Jaisalmer
A las tres de la tarde, en Jaisalmer, el calor aún aplana hasta un punto difícil de comprender. Estamos en el desierto del Thar, una franja a caballo entre India y Pakistán en la que ambos países ejercitan su musculatura bélica. Pero a nuestro alrededor, la vida, el tiempo, parecen haberse detenido. Tan sólo el zureo perdido de alguna paloma o la brisa arenosa que sube desde el Thar rompen la quietud. ¿Cómo se puede vivir aquí?
La pregunta les resulta absurda, divertida incluso, a las gentes que viven en el desierto. ¿Cuál es el problema?, parecen querer decir mientras sonríen; ¿Acaso se puede vivir de otra forma? A veces me pregunto dónde imaginarán que vivimos nosotros, que venimos a pasar nuestro tiempo a un lugar tan desolador como es éste. Y sin embargo, la fascinación que ejerce el desierto es bien primaria. En el desierto no hay nada, tan sólo lo que el viajero que llega hasta aquí ha traído consigo. Este espacio vacío nos reduce a nuestro árido esqueleto.

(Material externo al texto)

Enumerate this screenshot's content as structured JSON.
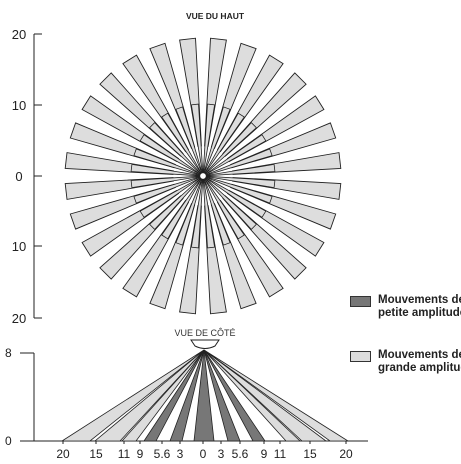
{
  "top_view": {
    "title": "VUE DU HAUT",
    "y_ticks": [
      "20",
      "10",
      "0",
      "10",
      "20"
    ]
  },
  "side_view": {
    "title": "VUE DE CÔTÉ",
    "y_ticks": [
      "8",
      "0"
    ],
    "x_ticks": [
      "20",
      "15",
      "11",
      "9",
      "5.6",
      "3",
      "0",
      "3",
      "5.6",
      "9",
      "11",
      "15",
      "20"
    ]
  },
  "legend": {
    "small": {
      "label": "Mouvements de petite amplitude",
      "color": "#777777"
    },
    "large": {
      "label": "Mouvements de grande amplitude",
      "color": "#dddddd"
    }
  }
}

El fuerte de Jaisalmer (que remite de nuevo a esas fabulosas fortalezas suspendidas en el aire que describe Calvino) hunde sus raíces en la montaña. Es inevitable imaginar la impresión que debía causar a los viajeros de antaño, que llegarían hasta aquí con las gargantas arrasadas por el polvo tras extenuantes jornadas a través de la geografía abrupta del Rajasthán. El contraste con la India vital y abigarrada del Este es brutal
Nuestro viaje tampoco ha sido cómodo. Hemos tardado once horas en un autobús que rebota contra la carretera cada diez metros. Once horas para recorrer unos insignificantes 400 km. en este cosmos que los europeos hemos decidido llamar Asia. Así que ahora no tenemos prisa y dejamos que la vista se nos vaya una y otra vez hacia el fuerte. El atardecer va cayendo y las murallas se tiñen con esta luz ocre y tibia del otoño. El tiempo va pasando poco a poco, como si los segundos fuesen las gotas de agua que van llenando un cubo de forma imperceptible.
Aquí, casi parece que uno no tiene pasado.
Poco después del anochecer, como pequeñas fogatas alimentadas por pueblos desconocidos, las luces comienzan a encenderse sobre la fortaleza dorada de Jaisalmer.